Posted by Jeff Richards on 25th Sep 2020

At Bourbon and Bull, we don’t sell products. Our goal is to help tell your story through imagery that is significant to you. Everyone has a story… we love your stories.

We were recently asked by a customer, Joel, to create two whiskey decanters featuring a CH-21 helicopter, a legacy aircraft produced from 1952 to 1959 and first introduced to Vietnam in 1961. One was for Joel and the other for Dallas, an old Army buddy. We were intrigued by the aircraft and curious about Joel’s connection to it…. so we asked.

Here’s a bit of Joel’s story….

In February of 1961, one month after John F. Kennedy was sworn in as our country’s 35th president, 19 year-old Joel Cerasuolo enlisted in the US Army.

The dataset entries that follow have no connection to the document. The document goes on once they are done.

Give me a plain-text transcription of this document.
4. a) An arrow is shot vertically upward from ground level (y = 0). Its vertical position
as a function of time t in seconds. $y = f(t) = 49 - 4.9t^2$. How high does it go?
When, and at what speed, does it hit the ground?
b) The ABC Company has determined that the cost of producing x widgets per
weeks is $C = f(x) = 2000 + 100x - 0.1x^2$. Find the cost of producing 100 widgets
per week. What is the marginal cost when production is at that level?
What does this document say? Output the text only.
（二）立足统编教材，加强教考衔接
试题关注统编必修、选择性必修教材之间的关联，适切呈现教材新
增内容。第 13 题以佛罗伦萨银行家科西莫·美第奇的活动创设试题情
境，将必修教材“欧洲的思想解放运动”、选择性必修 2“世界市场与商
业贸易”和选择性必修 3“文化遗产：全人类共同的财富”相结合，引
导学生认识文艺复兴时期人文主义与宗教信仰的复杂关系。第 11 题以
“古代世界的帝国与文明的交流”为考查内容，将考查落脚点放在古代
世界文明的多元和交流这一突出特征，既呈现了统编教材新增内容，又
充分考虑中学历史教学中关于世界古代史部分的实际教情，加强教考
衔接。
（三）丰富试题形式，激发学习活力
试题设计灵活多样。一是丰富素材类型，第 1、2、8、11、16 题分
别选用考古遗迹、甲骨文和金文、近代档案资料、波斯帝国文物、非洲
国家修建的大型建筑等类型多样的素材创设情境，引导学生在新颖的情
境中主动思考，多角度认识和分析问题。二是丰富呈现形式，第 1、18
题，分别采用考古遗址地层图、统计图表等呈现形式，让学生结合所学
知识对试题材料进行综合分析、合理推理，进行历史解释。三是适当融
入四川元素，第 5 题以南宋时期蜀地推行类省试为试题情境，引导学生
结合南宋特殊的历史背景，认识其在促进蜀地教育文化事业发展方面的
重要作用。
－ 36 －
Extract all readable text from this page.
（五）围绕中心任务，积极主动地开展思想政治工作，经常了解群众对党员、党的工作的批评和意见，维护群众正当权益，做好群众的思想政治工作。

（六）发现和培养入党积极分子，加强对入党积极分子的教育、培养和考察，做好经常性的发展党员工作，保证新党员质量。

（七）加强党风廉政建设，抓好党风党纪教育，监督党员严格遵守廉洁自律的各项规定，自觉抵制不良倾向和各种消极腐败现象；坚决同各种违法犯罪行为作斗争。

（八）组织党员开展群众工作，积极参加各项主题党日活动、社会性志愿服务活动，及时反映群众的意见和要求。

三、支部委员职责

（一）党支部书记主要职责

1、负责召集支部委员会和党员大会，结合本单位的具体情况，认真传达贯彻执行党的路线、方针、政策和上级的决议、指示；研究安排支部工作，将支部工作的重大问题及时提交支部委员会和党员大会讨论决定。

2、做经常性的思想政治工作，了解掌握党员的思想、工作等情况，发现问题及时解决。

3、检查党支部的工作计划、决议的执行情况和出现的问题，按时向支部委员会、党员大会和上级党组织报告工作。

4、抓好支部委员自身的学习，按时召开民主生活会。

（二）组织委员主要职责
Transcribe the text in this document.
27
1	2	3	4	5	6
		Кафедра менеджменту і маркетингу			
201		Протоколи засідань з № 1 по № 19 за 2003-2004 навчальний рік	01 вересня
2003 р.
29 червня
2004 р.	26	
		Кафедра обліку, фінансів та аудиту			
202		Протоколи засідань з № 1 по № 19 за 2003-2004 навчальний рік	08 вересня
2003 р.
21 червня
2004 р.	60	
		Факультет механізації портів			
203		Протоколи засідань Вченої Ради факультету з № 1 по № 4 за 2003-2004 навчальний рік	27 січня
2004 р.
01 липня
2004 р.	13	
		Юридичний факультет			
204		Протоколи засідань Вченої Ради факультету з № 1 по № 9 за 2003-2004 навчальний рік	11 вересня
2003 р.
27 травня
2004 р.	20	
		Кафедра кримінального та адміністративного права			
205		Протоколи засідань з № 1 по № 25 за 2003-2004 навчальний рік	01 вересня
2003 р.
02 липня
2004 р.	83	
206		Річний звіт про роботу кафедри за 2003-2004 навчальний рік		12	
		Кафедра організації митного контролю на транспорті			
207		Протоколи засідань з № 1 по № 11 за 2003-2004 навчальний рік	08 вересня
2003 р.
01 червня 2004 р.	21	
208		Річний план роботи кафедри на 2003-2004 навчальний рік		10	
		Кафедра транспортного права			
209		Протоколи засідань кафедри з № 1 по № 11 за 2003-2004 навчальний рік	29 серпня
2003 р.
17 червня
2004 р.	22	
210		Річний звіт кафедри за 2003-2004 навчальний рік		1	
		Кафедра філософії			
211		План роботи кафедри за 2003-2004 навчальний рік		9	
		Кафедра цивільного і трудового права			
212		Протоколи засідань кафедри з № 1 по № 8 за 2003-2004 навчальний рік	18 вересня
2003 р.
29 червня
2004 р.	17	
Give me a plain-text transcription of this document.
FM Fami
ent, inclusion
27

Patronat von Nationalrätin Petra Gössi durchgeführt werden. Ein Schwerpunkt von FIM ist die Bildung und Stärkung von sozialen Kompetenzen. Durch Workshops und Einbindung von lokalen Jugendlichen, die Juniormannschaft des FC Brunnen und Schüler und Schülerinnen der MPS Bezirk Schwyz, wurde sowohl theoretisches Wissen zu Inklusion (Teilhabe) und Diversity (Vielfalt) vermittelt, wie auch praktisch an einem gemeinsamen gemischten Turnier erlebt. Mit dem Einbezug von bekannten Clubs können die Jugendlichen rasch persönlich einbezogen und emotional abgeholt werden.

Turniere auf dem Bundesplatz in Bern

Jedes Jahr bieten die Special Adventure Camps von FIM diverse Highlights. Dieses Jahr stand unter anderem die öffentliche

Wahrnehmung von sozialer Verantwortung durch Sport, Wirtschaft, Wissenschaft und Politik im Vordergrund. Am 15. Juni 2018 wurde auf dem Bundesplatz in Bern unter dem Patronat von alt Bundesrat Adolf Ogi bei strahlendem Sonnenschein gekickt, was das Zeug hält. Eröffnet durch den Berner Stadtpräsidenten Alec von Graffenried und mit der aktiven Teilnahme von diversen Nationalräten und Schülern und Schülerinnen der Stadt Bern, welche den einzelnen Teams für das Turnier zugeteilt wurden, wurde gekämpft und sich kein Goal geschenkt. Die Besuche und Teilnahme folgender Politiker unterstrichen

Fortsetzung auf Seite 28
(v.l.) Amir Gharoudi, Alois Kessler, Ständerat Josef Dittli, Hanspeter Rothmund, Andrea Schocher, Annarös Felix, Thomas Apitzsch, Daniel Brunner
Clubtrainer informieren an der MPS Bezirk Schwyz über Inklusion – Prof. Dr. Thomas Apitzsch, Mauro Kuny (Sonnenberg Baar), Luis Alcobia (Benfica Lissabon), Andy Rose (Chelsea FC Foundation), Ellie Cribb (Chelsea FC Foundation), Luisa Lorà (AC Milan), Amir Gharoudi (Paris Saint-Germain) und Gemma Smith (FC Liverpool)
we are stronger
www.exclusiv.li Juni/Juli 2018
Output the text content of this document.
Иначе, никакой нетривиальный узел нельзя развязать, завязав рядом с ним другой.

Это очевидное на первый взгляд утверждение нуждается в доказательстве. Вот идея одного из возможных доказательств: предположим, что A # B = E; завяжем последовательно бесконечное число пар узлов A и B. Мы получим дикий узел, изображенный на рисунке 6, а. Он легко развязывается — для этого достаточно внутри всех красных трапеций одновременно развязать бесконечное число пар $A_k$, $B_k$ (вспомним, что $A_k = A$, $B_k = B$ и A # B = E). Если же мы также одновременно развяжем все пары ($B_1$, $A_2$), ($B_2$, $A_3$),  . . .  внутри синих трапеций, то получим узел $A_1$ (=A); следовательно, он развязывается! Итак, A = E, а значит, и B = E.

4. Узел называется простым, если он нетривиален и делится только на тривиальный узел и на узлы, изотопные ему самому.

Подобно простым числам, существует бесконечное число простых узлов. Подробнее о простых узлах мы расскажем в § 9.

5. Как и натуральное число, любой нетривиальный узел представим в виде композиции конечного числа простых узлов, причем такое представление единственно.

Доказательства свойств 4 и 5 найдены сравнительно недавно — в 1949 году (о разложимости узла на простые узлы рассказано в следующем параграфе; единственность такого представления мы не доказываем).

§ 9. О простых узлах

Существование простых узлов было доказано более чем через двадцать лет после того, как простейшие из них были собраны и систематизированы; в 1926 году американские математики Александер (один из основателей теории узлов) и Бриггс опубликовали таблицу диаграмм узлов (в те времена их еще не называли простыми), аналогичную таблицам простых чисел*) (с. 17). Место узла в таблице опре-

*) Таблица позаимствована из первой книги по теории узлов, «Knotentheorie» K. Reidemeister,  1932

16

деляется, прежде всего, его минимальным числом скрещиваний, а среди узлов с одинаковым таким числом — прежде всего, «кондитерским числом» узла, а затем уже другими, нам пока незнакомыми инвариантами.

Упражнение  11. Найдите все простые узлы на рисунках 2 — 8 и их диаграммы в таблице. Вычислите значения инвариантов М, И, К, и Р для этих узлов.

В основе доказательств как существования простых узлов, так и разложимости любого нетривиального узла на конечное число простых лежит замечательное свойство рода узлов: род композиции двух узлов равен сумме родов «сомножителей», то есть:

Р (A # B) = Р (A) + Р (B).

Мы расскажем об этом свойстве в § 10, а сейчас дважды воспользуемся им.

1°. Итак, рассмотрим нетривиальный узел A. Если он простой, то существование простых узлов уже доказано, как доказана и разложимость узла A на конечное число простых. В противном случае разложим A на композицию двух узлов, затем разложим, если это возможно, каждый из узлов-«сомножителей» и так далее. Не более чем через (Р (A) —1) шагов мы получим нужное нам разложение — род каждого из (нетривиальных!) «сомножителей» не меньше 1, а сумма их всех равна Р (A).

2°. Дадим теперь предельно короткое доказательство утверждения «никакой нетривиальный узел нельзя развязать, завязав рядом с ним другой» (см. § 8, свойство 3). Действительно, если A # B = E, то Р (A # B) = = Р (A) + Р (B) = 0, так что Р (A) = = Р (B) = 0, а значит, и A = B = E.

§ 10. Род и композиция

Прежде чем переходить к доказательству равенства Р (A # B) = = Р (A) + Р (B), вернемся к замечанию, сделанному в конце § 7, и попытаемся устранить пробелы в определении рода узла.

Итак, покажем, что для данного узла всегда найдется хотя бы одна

Active in the Civil Air Patrol since getting his pilot’s license at age 16, Joel wanted to see the world that he’d heard about from WWII vets. The Army became the logical choice when Joel learned that they’d guarantee his pursuit of aviation as his Military Occupation Specialty (MOS.)

In the fall of 1961, while at Fort Sill, OK… Joel responded to a call for a voluntary assignment. The unknown assignment was considered hazardous duty and required the ability to pass a top-secret security clearance. Joel waited and waited for months and thought for sure that the opportunity had passed. He spent the summer of 1962 at Fort Bragg, involved in helicopter testing or better put… testing associated activities… like repelling and firing missiles.

Joel believed he was heading back to Fort Sill, when he was diverted to Fort Riley KS. It was there that he learned the special assignment he’d volunteered for almost a year earlier was coming to fruition. There he waited while soldiers assembled from all over the country. He was issued all new gear… a new M-2 and fatigues with draw strings at the ankles. It was only when he received a yellow fever vaccine, that he suspected he’d be heading somewhere very hot.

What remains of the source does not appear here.